Potential Impact on Prediction Markets and Platform Accountability
This lawsuit arrives amid growing scrutiny of prediction markets. Polymarket has faced regulatory attention, including an ongoing investigation by the U.S. Commodity Futures Trading Commission (CFTC) into its operations and marketing practices. Critics have raised concerns about deceptive advertising and the need for clearer consumer protections as these platforms grow in popularity and handle increasing volumes of real-money bets on elections, corporate events, sports, and other outcomes.
For the prediction market industry, fair and consistent resolution is foundational. Platforms market themselves as trustworthy alternatives to traditional betting or forecasting precisely because outcomes are determined by fixed, pre-defined rules rather than discretionary judgment.
If courts find that Polymarket altered resolution criteria after an event or failed to honor its own designated sources of truth, it could erode user confidence and prompt calls for greater regulatory oversight or standardized dispute-resolution mechanisms.
Polymarket has not yet publicly responded in detail to this specific complaint in available reports. The case is in its early stages, with a jury trial demanded. Legal experts note that such disputes could test the enforceability of platform terms of service and the extent to which prediction market operators are held to consumer protection standards similar to those applied in other financial or gambling contexts.
As more traders become aware of the filing through Burwick Law’s public announcements and social media posts sharing excerpts from the complaint, additional claims may surface. The outcome could influence how platforms handle edge cases involving corporate disclosures, timing disputes, and post-event clarifications — issues that are likely to arise more frequently as prediction markets expand into complex corporate and financial events.

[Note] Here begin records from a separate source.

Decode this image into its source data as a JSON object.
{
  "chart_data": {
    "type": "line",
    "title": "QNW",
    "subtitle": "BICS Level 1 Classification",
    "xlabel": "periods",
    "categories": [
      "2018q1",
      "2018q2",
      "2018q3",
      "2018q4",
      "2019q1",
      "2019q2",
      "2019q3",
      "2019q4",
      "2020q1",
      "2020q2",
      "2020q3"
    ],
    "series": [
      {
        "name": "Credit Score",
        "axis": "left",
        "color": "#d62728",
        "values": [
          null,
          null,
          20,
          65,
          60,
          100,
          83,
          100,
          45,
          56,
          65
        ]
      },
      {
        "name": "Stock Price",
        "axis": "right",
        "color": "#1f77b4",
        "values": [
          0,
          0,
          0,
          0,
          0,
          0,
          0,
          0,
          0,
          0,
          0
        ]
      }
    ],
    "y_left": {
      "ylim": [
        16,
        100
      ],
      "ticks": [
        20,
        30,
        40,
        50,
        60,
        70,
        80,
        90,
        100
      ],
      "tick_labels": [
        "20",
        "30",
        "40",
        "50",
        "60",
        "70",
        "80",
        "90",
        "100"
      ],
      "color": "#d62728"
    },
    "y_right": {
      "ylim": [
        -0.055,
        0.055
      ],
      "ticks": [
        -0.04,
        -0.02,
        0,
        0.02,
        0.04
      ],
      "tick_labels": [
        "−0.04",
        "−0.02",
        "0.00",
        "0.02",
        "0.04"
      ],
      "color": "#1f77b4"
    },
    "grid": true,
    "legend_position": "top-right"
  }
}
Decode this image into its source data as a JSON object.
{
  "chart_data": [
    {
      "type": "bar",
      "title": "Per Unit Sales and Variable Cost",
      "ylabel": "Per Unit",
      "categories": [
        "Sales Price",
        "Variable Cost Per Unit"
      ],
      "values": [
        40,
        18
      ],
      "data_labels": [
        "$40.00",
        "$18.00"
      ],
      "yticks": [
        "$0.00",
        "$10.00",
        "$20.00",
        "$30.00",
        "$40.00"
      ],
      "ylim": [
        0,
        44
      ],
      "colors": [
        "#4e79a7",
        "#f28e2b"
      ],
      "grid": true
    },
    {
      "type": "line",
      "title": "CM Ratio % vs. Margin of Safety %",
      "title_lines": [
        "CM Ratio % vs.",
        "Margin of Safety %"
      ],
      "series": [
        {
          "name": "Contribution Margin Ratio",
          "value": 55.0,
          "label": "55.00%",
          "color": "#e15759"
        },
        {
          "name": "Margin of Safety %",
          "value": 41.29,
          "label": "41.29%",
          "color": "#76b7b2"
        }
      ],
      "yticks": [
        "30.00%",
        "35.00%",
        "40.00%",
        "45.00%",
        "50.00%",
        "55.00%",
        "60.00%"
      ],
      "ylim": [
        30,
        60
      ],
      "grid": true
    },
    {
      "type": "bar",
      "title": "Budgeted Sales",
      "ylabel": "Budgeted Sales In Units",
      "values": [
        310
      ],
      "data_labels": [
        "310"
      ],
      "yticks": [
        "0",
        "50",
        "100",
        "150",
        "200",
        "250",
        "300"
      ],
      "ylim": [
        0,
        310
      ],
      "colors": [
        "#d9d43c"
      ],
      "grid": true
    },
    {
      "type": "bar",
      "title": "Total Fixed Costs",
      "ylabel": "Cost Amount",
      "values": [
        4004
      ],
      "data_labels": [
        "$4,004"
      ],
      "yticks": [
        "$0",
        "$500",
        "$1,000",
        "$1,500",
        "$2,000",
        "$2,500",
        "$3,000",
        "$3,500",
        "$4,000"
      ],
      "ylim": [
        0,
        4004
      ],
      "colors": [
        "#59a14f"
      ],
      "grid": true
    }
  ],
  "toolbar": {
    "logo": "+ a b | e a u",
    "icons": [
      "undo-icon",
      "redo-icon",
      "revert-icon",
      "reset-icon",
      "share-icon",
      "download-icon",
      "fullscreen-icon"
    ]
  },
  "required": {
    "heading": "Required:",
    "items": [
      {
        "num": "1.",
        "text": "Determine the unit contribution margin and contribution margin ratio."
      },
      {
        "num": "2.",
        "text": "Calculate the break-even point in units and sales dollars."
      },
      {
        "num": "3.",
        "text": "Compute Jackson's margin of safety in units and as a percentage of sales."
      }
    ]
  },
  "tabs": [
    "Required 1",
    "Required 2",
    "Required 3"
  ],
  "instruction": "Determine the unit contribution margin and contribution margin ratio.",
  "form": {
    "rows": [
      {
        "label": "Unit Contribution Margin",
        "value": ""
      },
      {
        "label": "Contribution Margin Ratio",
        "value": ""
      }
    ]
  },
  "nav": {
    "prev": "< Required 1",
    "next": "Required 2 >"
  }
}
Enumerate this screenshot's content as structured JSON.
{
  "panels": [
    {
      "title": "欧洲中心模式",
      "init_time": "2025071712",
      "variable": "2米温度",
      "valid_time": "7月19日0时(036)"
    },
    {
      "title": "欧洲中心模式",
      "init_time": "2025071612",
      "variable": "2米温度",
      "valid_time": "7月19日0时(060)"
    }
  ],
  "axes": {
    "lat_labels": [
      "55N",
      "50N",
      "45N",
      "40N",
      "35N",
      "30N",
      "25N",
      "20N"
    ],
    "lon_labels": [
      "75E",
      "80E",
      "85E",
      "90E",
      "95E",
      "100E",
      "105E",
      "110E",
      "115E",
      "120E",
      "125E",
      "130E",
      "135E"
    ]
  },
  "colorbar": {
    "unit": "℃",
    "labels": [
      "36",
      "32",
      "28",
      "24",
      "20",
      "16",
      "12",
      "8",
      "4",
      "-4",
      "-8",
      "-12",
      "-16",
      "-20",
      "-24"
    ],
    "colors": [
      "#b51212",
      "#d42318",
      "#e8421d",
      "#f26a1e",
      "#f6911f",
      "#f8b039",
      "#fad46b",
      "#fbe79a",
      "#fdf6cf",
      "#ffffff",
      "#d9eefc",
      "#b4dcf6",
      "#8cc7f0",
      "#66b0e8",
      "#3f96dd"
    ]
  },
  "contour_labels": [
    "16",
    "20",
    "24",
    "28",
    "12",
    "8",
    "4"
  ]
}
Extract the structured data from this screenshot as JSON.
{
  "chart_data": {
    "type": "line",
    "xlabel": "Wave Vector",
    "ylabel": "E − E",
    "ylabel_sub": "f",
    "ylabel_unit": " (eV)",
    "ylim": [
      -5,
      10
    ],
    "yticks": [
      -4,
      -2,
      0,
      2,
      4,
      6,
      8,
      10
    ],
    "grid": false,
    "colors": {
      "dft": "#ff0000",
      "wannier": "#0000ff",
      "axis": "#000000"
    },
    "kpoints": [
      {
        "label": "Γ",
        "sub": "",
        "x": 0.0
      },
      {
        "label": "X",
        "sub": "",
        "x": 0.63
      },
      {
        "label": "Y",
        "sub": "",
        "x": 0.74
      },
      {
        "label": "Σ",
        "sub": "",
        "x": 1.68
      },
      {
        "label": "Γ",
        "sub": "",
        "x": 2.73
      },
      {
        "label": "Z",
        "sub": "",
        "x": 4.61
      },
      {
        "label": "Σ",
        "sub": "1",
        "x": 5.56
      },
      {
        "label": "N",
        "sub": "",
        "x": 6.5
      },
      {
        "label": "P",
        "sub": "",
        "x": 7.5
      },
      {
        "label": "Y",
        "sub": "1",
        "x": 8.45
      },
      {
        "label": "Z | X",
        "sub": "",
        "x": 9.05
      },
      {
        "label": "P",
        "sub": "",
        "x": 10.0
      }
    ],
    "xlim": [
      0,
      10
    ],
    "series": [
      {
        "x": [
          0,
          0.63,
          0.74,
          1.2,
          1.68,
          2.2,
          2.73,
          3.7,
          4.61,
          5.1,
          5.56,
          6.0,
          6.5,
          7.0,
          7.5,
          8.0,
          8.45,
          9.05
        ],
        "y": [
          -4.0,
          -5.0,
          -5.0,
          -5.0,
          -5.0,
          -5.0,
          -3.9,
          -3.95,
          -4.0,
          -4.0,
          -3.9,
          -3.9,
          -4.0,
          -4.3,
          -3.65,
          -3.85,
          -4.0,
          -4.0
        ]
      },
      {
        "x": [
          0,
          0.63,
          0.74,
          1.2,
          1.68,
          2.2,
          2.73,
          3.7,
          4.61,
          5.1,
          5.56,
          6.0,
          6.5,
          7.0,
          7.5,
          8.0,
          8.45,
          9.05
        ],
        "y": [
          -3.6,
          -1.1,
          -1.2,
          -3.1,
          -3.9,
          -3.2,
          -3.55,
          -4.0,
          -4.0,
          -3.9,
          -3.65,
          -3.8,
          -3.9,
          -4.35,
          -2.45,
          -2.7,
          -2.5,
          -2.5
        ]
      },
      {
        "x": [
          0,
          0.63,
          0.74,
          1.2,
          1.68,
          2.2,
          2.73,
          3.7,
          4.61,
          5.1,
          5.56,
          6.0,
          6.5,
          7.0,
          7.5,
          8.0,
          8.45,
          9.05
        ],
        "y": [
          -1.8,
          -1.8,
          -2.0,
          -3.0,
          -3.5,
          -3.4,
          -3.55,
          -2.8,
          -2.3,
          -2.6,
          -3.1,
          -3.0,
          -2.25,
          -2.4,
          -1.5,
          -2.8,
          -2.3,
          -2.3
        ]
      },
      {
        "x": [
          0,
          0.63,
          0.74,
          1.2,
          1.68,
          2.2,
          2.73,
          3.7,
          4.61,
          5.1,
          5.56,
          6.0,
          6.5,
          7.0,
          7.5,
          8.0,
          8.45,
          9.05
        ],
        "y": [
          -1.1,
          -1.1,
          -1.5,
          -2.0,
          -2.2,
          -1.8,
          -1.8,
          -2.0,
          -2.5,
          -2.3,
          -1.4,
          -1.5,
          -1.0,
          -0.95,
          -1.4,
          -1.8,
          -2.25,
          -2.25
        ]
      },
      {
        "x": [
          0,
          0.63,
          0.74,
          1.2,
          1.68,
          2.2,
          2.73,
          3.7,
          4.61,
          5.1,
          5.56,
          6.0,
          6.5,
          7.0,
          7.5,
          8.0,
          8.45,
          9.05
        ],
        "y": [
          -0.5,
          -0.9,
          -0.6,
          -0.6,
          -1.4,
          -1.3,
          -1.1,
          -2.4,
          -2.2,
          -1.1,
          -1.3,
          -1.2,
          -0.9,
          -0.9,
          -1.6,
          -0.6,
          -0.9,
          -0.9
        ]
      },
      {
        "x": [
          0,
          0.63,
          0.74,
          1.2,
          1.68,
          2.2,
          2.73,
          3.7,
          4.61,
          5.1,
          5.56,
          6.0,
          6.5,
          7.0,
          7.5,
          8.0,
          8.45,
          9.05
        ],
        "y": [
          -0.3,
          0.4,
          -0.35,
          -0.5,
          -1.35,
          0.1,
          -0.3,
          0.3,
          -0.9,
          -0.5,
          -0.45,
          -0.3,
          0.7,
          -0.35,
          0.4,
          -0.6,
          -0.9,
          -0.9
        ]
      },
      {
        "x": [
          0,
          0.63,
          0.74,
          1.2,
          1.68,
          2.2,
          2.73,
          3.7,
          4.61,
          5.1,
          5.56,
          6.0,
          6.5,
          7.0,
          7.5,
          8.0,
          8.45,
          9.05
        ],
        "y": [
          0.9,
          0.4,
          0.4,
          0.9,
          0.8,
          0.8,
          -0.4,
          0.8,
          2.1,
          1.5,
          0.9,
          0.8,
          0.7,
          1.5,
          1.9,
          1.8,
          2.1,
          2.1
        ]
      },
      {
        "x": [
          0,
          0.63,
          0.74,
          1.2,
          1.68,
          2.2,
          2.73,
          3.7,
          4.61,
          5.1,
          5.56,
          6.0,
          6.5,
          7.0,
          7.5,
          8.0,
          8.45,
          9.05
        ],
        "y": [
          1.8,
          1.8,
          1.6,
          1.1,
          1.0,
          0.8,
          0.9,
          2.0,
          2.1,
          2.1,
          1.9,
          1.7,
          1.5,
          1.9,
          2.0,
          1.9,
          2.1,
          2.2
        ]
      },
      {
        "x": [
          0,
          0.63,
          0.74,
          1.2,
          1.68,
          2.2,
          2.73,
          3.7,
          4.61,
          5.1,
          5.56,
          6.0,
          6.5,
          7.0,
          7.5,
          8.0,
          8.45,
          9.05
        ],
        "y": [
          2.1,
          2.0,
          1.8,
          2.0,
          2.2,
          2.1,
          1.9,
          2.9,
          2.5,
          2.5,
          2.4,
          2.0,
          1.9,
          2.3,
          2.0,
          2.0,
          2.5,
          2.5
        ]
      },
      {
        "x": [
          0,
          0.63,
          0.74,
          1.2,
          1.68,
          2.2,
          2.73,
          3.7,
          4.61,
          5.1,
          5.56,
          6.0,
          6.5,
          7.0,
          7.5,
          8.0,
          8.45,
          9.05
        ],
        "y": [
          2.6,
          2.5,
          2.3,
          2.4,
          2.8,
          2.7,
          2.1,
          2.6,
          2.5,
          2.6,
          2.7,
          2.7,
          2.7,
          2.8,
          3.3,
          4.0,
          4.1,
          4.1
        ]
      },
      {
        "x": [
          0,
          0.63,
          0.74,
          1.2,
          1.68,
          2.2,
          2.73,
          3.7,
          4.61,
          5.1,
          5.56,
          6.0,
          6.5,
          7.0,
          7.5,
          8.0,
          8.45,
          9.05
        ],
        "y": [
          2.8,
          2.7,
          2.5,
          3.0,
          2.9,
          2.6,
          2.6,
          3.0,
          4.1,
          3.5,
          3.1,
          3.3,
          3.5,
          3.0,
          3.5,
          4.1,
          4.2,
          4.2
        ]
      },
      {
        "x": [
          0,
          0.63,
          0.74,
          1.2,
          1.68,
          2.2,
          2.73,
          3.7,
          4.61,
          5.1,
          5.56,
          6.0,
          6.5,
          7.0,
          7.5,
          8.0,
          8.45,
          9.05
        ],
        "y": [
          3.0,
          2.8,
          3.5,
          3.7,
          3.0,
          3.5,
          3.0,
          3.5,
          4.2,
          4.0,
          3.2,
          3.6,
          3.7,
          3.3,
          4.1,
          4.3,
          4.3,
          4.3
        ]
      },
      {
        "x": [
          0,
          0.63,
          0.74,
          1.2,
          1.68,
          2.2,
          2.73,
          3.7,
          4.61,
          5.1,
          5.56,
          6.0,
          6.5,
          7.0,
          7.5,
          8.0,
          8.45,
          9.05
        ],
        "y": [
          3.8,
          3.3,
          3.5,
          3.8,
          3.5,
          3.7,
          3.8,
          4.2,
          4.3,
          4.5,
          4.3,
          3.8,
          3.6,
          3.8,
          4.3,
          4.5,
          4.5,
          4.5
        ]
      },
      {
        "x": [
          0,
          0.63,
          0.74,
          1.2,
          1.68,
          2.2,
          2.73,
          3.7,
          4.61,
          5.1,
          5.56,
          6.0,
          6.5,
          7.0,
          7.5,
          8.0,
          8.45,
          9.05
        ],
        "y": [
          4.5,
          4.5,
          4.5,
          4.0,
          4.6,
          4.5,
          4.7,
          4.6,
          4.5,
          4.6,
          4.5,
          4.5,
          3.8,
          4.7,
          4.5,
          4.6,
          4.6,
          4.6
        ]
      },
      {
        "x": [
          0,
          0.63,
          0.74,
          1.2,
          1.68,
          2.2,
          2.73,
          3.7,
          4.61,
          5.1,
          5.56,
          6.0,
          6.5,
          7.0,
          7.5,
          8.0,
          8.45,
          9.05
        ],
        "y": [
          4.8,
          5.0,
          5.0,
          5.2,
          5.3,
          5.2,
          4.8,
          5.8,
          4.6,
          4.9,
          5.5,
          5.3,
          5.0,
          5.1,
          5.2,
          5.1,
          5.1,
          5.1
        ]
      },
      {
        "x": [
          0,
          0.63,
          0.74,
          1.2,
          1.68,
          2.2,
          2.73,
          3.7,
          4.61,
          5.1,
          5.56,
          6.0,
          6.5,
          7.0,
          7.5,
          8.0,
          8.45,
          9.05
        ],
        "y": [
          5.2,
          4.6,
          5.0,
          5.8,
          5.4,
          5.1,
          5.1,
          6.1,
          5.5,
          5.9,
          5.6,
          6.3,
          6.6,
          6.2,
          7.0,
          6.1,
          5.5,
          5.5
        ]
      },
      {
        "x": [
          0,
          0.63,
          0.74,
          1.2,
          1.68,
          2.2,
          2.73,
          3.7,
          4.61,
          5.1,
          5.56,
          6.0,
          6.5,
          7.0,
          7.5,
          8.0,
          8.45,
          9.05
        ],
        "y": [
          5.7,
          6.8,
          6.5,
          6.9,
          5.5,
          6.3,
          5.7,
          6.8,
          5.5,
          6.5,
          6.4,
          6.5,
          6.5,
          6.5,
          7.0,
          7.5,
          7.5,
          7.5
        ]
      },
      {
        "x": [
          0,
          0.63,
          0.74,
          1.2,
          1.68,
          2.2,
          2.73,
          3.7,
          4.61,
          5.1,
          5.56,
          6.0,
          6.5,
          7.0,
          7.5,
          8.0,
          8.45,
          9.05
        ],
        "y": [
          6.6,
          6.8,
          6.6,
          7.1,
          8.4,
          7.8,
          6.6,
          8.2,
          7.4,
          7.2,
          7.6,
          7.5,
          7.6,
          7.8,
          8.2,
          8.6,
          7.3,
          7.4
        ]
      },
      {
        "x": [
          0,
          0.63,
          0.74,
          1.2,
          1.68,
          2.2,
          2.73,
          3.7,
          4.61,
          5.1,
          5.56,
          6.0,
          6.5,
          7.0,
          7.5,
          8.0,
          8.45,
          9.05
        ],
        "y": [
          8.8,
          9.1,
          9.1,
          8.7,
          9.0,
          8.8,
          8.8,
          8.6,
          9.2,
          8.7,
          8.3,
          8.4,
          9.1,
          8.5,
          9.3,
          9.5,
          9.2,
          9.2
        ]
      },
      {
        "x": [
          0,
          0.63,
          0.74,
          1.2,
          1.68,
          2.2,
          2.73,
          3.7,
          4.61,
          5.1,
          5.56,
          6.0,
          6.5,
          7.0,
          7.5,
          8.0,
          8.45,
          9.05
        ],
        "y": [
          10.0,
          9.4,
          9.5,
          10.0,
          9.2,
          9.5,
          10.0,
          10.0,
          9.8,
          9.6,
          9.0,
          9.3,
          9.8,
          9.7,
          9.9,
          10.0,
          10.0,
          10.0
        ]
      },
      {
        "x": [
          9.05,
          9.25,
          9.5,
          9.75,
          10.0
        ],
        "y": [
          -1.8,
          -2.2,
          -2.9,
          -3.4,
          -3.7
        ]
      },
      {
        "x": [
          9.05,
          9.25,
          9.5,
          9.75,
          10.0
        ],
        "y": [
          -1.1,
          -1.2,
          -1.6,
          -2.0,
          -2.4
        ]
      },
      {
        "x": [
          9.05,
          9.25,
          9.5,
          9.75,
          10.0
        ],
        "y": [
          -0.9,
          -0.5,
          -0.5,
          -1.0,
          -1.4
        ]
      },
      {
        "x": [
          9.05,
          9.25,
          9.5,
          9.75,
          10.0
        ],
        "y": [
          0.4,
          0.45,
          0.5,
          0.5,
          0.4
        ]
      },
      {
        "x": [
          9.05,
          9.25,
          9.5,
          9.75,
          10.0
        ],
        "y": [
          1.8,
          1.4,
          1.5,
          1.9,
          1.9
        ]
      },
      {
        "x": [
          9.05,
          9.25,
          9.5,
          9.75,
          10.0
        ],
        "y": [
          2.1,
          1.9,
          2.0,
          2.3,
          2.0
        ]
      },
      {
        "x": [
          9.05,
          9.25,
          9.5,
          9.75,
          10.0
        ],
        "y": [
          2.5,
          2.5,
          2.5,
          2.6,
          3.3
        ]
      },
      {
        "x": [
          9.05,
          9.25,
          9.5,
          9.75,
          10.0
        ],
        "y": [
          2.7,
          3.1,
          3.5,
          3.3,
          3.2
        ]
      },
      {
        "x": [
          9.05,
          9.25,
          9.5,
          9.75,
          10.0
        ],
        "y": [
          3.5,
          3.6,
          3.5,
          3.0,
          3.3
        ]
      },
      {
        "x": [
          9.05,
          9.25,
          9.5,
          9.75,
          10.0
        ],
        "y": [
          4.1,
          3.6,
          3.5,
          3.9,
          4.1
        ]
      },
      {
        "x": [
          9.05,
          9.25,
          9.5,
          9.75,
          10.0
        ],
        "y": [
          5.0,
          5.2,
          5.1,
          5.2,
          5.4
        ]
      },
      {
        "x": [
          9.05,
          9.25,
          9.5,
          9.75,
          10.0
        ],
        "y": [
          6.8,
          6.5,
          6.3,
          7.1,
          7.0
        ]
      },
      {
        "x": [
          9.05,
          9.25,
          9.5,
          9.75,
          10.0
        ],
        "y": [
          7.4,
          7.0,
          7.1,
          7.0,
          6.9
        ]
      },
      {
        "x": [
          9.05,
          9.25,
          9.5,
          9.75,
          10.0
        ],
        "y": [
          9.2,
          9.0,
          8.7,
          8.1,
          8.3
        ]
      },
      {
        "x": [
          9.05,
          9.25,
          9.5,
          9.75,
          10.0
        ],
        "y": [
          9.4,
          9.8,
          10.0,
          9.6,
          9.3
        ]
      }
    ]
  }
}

The lawsuit underscores a fundamental tension in the growing prediction market sector: the promise of objective, truth-seeking markets versus the practical challenges of real-world event resolution when interpretations or timing disputes emerge. With billions of dollars potentially at stake across the industry and increasing mainstream attention, this New York case may set important precedents for accountability and user protections.